08/10/2018

JE SUIS LE MONDE QUI ME BLESSE (Journal intégral 1976-1985) de Raphaële George

Elle s'appelait Ghislaine Amon de son vrai nom, elle était peintre et poéte, et les photos d'elle nous rappellent quelque chose de la beauté sombre et lumineuse de portraits d'Albertine Sarrazin ou de Barbara. Elle était une artiste exigeante, amoureuse et torturée, et ce journal intégral nous la ramène 33 ans après sa mort alors que ces toiles continuent a être montrées, un journal qui nous la dévoile dans toute sa noirceur naturelle et son incroyable exigence d'artiste.

D'abord, ceci n'est pas un journal tel qu'on peut le concevoir et en lire: ce ne sont pas du tout des éléments de sa vie intime ou professionnelle qu'elle a jeté comme ça sur le papier, mais une prose déjà construite, longuement travaillée qui était, selon les dires de son ami Jean-Louis Giovannoni, une des bases pour ses travaux futurs. Il n'y a rien d'anecdotique dans cette confession impudique où l'artiste et l'écrivaine se dévoilent dans sa vérité pure: indocile, inconfortable, insaisissable et torturée.

Il faut l'avouer ici, Raphaële George-Ghislaine Amon n'était pour moi qu'un nom rangé dans un coin, mais Je suis le monde qui me blesse est une excellente porte d'entrée dans l'esprit de cette femme (trop) exigeante, qui demandait tout à l'art et, en même temps, semblait exiger d'elle-même beaucoup plus que ce qu'elle pouvait donner:

"...les couleurs sont une musique perdue dans le miel de l'écho électrique, juste le tic-tac à jeter les dernières courbes au bord de la feuille (...) Le trait relève du geste, il doit tirer vers soi comme un viol. La peinture est une prison sans grille, si elle n'est pas prison elle n'atteint pas son but."

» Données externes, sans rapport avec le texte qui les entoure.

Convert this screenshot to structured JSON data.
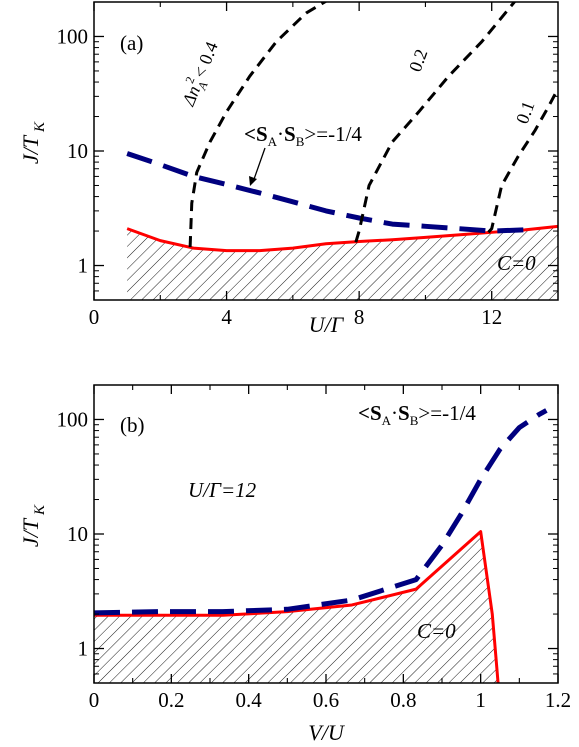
{
  "chart_data": [
    {
      "panel": "a",
      "panel_label": "(a)",
      "type": "line",
      "xlabel": "U/Γ",
      "ylabel": "J/T",
      "ylabel_sub": "K",
      "xlim": [
        0,
        14
      ],
      "ylim": [
        0.5,
        200
      ],
      "yscale": "log",
      "xticks": [
        0,
        4,
        8,
        12
      ],
      "xtick_labels": [
        "0",
        "4",
        "8",
        "12"
      ],
      "yticks": [
        1,
        10,
        100
      ],
      "ytick_labels": [
        "1",
        "10",
        "100"
      ],
      "grid": false,
      "legend": "none",
      "series": [
        {
          "style": "solid",
          "color": "#ff0000",
          "fill_below_hatched": true,
          "x": [
            1,
            2,
            3,
            4,
            5,
            6,
            7,
            8,
            9,
            10,
            11,
            12,
            13,
            14
          ],
          "y": [
            2.1,
            1.65,
            1.42,
            1.35,
            1.35,
            1.42,
            1.55,
            1.62,
            1.68,
            1.76,
            1.85,
            1.95,
            2.05,
            2.2
          ]
        },
        {
          "style": "longdash",
          "color": "#00007f",
          "x": [
            1,
            2,
            3,
            4,
            5,
            6,
            7,
            8,
            9,
            10,
            11,
            12,
            13
          ],
          "y": [
            9.5,
            7.6,
            6.0,
            5.1,
            4.3,
            3.6,
            3.0,
            2.6,
            2.3,
            2.2,
            2.1,
            2.0,
            2.05
          ]
        },
        {
          "style": "dash",
          "color": "#000000",
          "x": [
            2.9,
            2.95,
            3.1,
            3.5,
            4.0,
            4.7,
            5.5,
            6.4,
            7.2
          ],
          "y": [
            1.45,
            3.5,
            6.5,
            12,
            22,
            45,
            90,
            160,
            220
          ]
        },
        {
          "style": "dash",
          "color": "#000000",
          "x": [
            7.9,
            8.0,
            8.3,
            9.0,
            9.8,
            10.7,
            11.7,
            12.8
          ],
          "y": [
            1.6,
            2.0,
            5,
            12,
            22,
            45,
            90,
            220
          ]
        },
        {
          "style": "dash",
          "color": "#000000",
          "x": [
            11.9,
            12.0,
            12.3,
            12.8,
            13.3,
            13.7,
            14.0
          ],
          "y": [
            1.95,
            2.1,
            5.0,
            9.0,
            15,
            24,
            35
          ]
        }
      ],
      "annotations": {
        "label_04": "Δn",
        "label_04_sub": "A",
        "label_04_sup": "2",
        "label_04_tail": "< 0.4",
        "label_02": "0.2",
        "label_01": "0.1",
        "spin_lbl_open": "<S",
        "spin_lbl_sub_a": "A",
        "spin_lbl_dot": "·",
        "spin_lbl_s": "S",
        "spin_lbl_sub_b": "B",
        "spin_lbl_close": ">=-1/4",
        "region": "C=0"
      }
    },
    {
      "panel": "b",
      "panel_label": "(b)",
      "type": "line",
      "xlabel": "V/U",
      "ylabel": "J/T",
      "ylabel_sub": "K",
      "xlim": [
        0,
        1.2
      ],
      "ylim": [
        0.5,
        200
      ],
      "yscale": "log",
      "xticks": [
        0,
        0.2,
        0.4,
        0.6,
        0.8,
        1,
        1.2
      ],
      "xtick_labels": [
        "0",
        "0.2",
        "0.4",
        "0.6",
        "0.8",
        "1",
        "1.2"
      ],
      "yticks": [
        1,
        10,
        100
      ],
      "ytick_labels": [
        "1",
        "10",
        "100"
      ],
      "grid": false,
      "legend": "none",
      "series": [
        {
          "style": "solid",
          "color": "#ff0000",
          "fill_below_hatched": true,
          "x": [
            0,
            0.167,
            0.333,
            0.5,
            0.667,
            0.833,
            1.0,
            1.03,
            1.04,
            1.045
          ],
          "y": [
            1.95,
            1.95,
            1.95,
            2.1,
            2.4,
            3.3,
            10.5,
            2.0,
            0.8,
            0.5
          ]
        },
        {
          "style": "longdash",
          "color": "#00007f",
          "x": [
            0,
            0.167,
            0.333,
            0.5,
            0.667,
            0.833,
            0.9,
            0.95,
            1.0,
            1.05,
            1.1,
            1.15,
            1.17
          ],
          "y": [
            2.05,
            2.1,
            2.1,
            2.2,
            2.65,
            4.0,
            8.0,
            15,
            30,
            55,
            85,
            110,
            120
          ]
        }
      ],
      "annotations": {
        "spin_lbl_open": "<S",
        "spin_lbl_sub_a": "A",
        "spin_lbl_dot": "·",
        "spin_lbl_s": "S",
        "spin_lbl_sub_b": "B",
        "spin_lbl_close": ">=-1/4",
        "param": "U/Γ=12",
        "region": "C=0"
      }
    }
  ]
}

Avec, comme on le lit ici, une fascination presque morbide pour la perte de soi, l'abandon dans l'art. Des phrases telles que celle-ci émaillent de partout ces passages construits comme des siphons où l'auteur cherche à se perdre, encore et toujours, pour mieux y trouver une vérité qu'elle sait sans doute ne pas exister. Elle veut être dans ce qu'elle écrit et dans ce qu'elle peint, tout comme elle veut que la peinture et l'écriture l'imprègnent. Cette notion de "viol" revient souvent dans ces écrits, tout comme le livre commence par la relation d'une séance de psychanalyse étonnante, où on ne sait plus, au fil de sa confession, où se situent la parole donnée à l'analyste, le rêve érotique lui-même et un hypothétique moment vécu.
"Accorder une passion"
 - Raphaële George
Par deux fois, Raphaële George se contemple dans une glace et se perd dans l'observation de gestes homo-érotiques où elle finit par ne plus rien voir de ce qu'elle regarde, jusqu'à disparaître à elle-même. Les lignes entre sa perception et ce qu'elle voit dessiné ou peint se brouillent tout le temps:

"Les teintes sont sur la ligne sonore du gris et offrent tendrement un monde poétique. Le bruit de la rue disparaît,  ne reste que la vibration ondulatoire de la surface de l'eau. C'est le court instant d'échappée, la voiture m'aurait écrasée.
Je ne sens plus mon corps."
Mais d'où nous parle-t-elle, de quoi se souvient-elle, est-ce seulement un souvenir? On imagine alors sa silhouette errer sur un quai de Seine, perdue dans cette perception des choses et manquer, peut-être, de passer sous une voiture, le nez en l'air. Les artistes sont tous un peu comme ça, pourra-t-on dire. Oui, mais ce journal n'en reste pas moins la preuve que tout en étant un territoire peuplé de rêves et d'illuminations, c'est aussi et surtout un lieu de crainte, de peur, d'horreurs et de folie qu'il est rare d'arpenter à une telle profondeur, guidé par l'artiste elle-même.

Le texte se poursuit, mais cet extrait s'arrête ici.